Humans, organic life at large amazes me every day – its endless capabilities and accompanying flaws. AI and late-stage capitalism has a desire to maximise efficiency and close the gap between action and thought – but that is what you are. You are those contradictions, you are what feels pain and you should suffer. That is to be human. To feel, to err, to contradict oneself: these are not design flaws but the very texture of consciousness.
And sometimes, I don’t even know how people live. When the United States, and potentially the globe, fragments into corporate microstates — Amazon Prime, MetaVerse, Disney-World, X-Corp — the dream of the avant-garde will finally be realised and life will be simple and drip-fed: art and life will have merged completely, not through liberation, but through total subsumption. In the Bezos Microstate, Whole Foods replaces the farm, Twitch replaces the stage, Amazon Prime replaces cinema, and the Washington Post narrates reality. The newest venture in this digital microstate is healthcare, offering a competitively priced health and accident plan. The artist is no longer the producer of images, but the ghost in the feedback loop, reduced to a curator of their own algorithmic representation.

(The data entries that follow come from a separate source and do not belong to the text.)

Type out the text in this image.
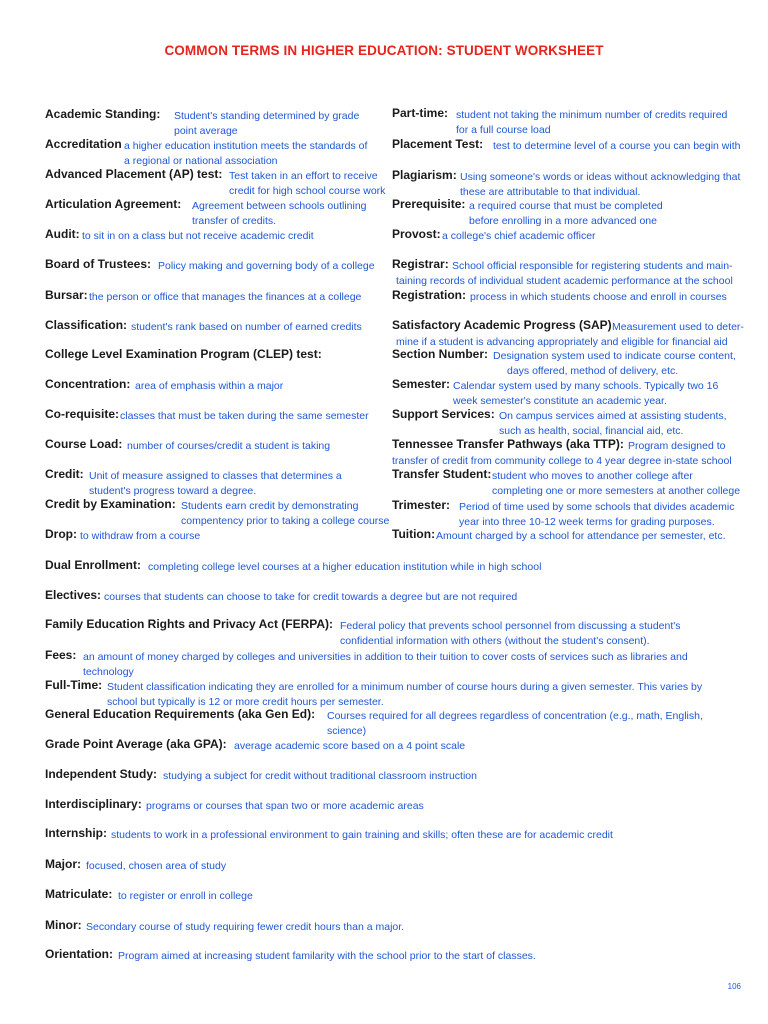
COMMON TERMS IN HIGHER EDUCATION: STUDENT WORKSHEET
Academic Standing: Student's standing determined by grade
point average
Accreditation a higher education institution meets the standards of
a regional or national association
Advanced Placement (AP) test: Test taken in an effort to receive
credit for high school course work
Articulation Agreement: Agreement between schools outlining
transfer of credits.
Audit: to sit in on a class but not receive academic credit
Board of Trustees: Policy making and governing body of a college
Bursar: the person or office that manages the finances at a college
Classification: student's rank based on number of earned credits
College Level Examination Program (CLEP) test:
Concentration: area of emphasis within a major
Co-requisite: classes that must be taken during the same semester
Course Load: number of courses/credit a student is taking
Credit: Unit of measure assigned to classes that determines a
student's progress toward a degree.
Credit by Examination: Students earn credit by demonstrating
compentency prior to taking a college course
Drop: to withdraw from a course
Part-time: student not taking the minimum number of credits required
for a full course load
Placement Test: test to determine level of a course you can begin with
Plagiarism: Using someone's words or ideas without acknowledging that
these are attributable to that individual.
Prerequisite: a required course that must be completed
before enrolling in a more advanced one
Provost: a college's chief academic officer
Registrar: School official responsible for registering students and main-
taining records of individual student academic performance at the school
Registration: process in which students choose and enroll in courses
Satisfactory Academic Progress (SAP) Measurement used to deter-
mine if a student is advancing appropriately and eligible for financial aid
Section Number: Designation system used to indicate course content,
days offered, method of delivery, etc.
Semester: Calendar system used by many schools. Typically two 16
week semester's constitute an academic year.
Support Services: On campus services aimed at assisting students,
such as health, social, financial aid, etc.
Tennessee Transfer Pathways (aka TTP): Program designed to
transfer of credit from community college to 4 year degree in-state school
Transfer Student: student who moves to another college after
completing one or more semesters at another college
Trimester: Period of time used by some schools that divides academic
year into three 10-12 week terms for grading purposes.
Tuition: Amount charged by a school for attendance per semester, etc.
Dual Enrollment: completing college level courses at a higher education institution while in high school
Electives: courses that students can choose to take for credit towards a degree but are not required
Family Education Rights and Privacy Act (FERPA): Federal policy that prevents school personnel from discussing a student's
confidential information with others (without the student's consent).
Fees: an amount of money charged by colleges and universities in addition to their tuition to cover costs of services such as libraries and
technology
Full-Time: Student classification indicating they are enrolled for a minimum number of course hours during a given semester. This varies by
school but typically is 12 or more credit hours per semester.
General Education Requirements (aka Gen Ed): Courses required for all degrees regardless of concentration (e.g., math, English,
science)
Grade Point Average (aka GPA): average academic score based on a 4 point scale
Independent Study: studying a subject for credit without traditional classroom instruction
Interdisciplinary: programs or courses that span two or more academic areas
Internship: students to work in a professional environment to gain training and skills; often these are for academic credit
Major: focused, chosen area of study
Matriculate: to register or enroll in college
Minor: Secondary course of study requiring fewer credit hours than a major.
Orientation: Program aimed at increasing student familarity with the school prior to the start of classes.
106
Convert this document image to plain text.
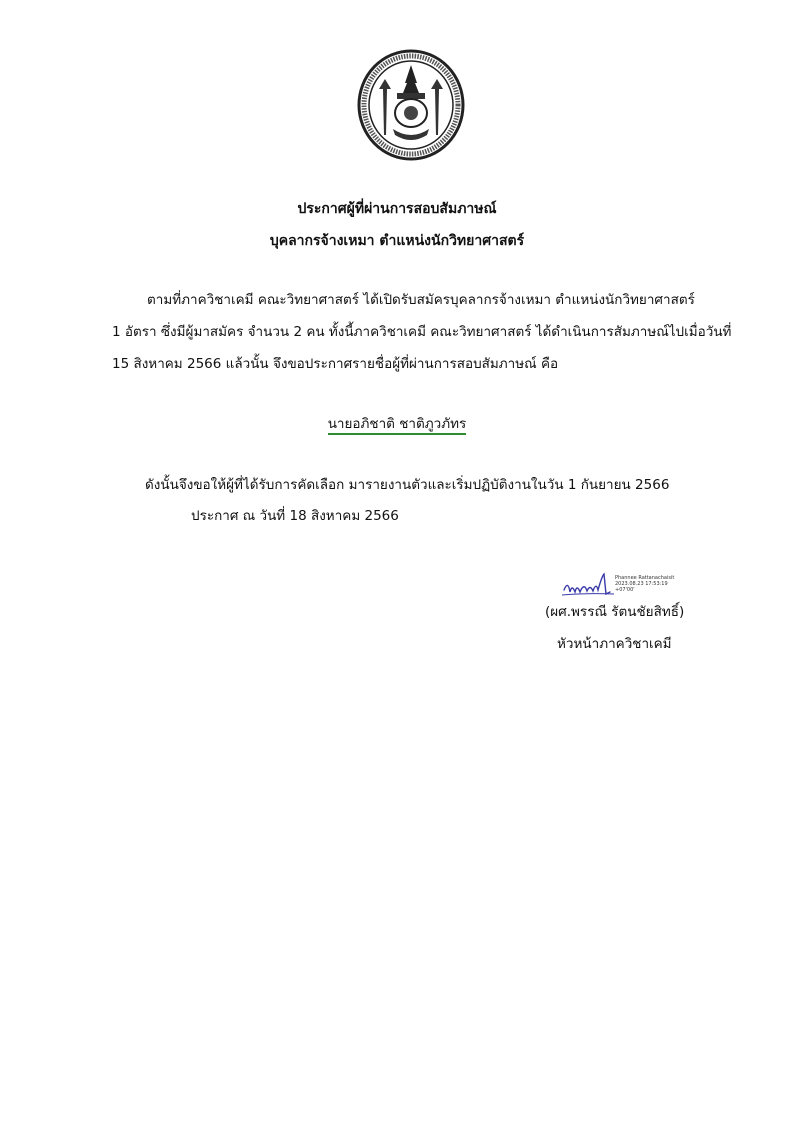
ประกาศผู้ที่ผ่านการสอบสัมภาษณ์
บุคลากรจ้างเหมา ตำแหน่งนักวิทยาศาสตร์
ตามที่ภาควิชาเคมี คณะวิทยาศาสตร์ ได้เปิดรับสมัครบุคลากรจ้างเหมา ตำแหน่งนักวิทยาศาสตร์
1 อัตรา ซึ่งมีผู้มาสมัคร จำนวน 2 คน ทั้งนี้ภาควิชาเคมี คณะวิทยาศาสตร์ ได้ดำเนินการสัมภาษณ์ไปเมื่อวันที่
15 สิงหาคม 2566 แล้วนั้น จึงขอประกาศรายชื่อผู้ที่ผ่านการสอบสัมภาษณ์ คือ
นายอภิชาติ ชาติภูวภัทร
ดังนั้นจึงขอให้ผู้ที่ได้รับการคัดเลือก มารายงานตัวและเริ่มปฏิบัติงานในวัน 1 กันยายน 2566
ประกาศ ณ วันที่ 18 สิงหาคม 2566
Phannee Rattanachaisit
2023.08.23 17:53:19
+07'00'
(ผศ.พรรณี รัตนชัยสิทธิ์)
หัวหน้าภาควิชาเคมี
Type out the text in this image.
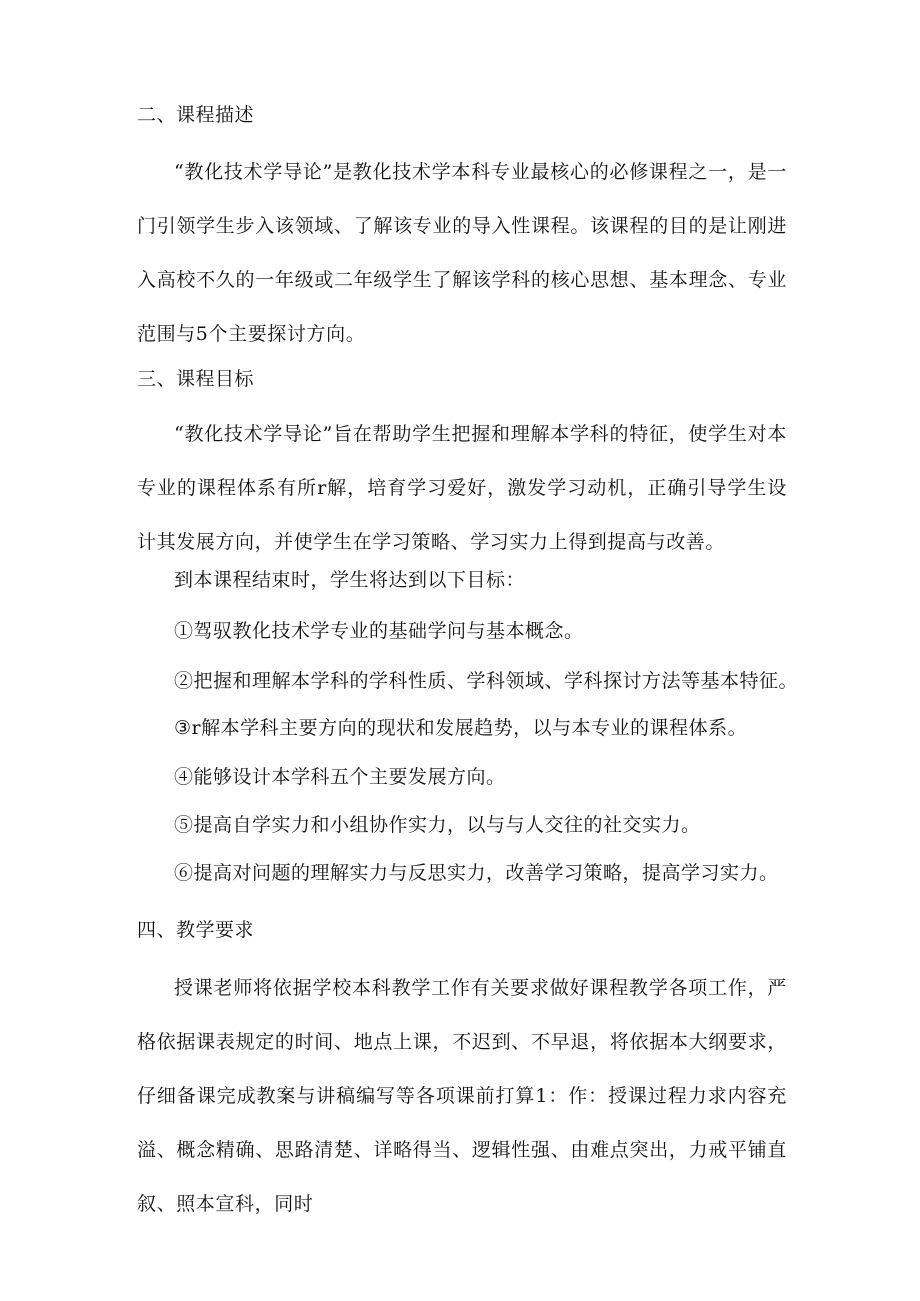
二、课程描述

“教化技术学导论”是教化技术学本科专业最核心的必修课程之一，是一门引领学生步入该领域、了解该专业的导入性课程。该课程的目的是让刚进入高校不久的一年级或二年级学生了解该学科的核心思想、基本理念、专业范围与5个主要探讨方向。

三、课程目标

“教化技术学导论”旨在帮助学生把握和理解本学科的特征，使学生对本专业的课程体系有所r解，培育学习爱好，激发学习动机，正确引导学生设计其发展方向，并使学生在学习策略、学习实力上得到提高与改善。

到本课程结束时，学生将达到以下目标：

①驾驭教化技术学专业的基础学问与基本概念。

②把握和理解本学科的学科性质、学科领域、学科探讨方法等基本特征。

③r解本学科主要方向的现状和发展趋势，以与本专业的课程体系。

④能够设计本学科五个主要发展方向。

⑤提高自学实力和小组协作实力，以与与人交往的社交实力。

⑥提高对问题的理解实力与反思实力，改善学习策略，提高学习实力。

四、教学要求

授课老师将依据学校本科教学工作有关要求做好课程教学各项工作，严格依据课表规定的时间、地点上课，不迟到、不早退，将依据本大纲要求，仔细备课完成教案与讲稿编写等各项课前打算1：作：授课过程力求内容充溢、概念精确、思路清楚、详略得当、逻辑性强、由难点突出，力戒平铺直叙、照本宣科，同时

Hito Steyerl warned us about this in Duty Free Art: the flattening of politics and culture into a single networked circulation system, where art becomes indistinguishable from logistics. The dream of connectivity collapses into a dystopia of perfect accessibility. Break is, if nothing else, a momentarily satisfying empty action against digital consumerism. Steyerl often works within the confines of systems she opposes or critiques, using the most primitive technological version of that device or method possible to convey what she wants to. Include the poor image, the glitch, the failure. The self-produced film or song holds its own new beginning as an artefact in the cloud ecosystem, to be compressed, flattened, reconstructed, reprocessed, reappropriated and corrupted. Its potential to reach people worldwide is as possible as the fifteenth instalment of a Hollywood blockbuster such as Fast and Furious 15 – Furious Because the Train Was Cancelled – in cinemas Q2 2026, where Vin Diesel has to travel across London using using public transport because the MOT on his bitchin’ drift car has expired. Both are a few clicks away.
I, theoretically, should be the only individual with complete agency over my own likeness, face and person. This is becoming less true as we experience life online and in-person as a Panopticon of capitalist surveillance and marketing analysis. I also do not enjoy being defined as a consumer who enjoys or purchases or potentially purchases X and Y products. To use my own likeness is to decide how it is portrayed and, to an extent, influence how it is perceived by other people. The same goes for appropriating the likeness of another person. It is impossible not to be perceived, unfortunately, I followed every step in Stereyl’s How to Disappear Completely before I considered whether I was taking it too seriously and literally. The internet has become a monument to man’s arrogance.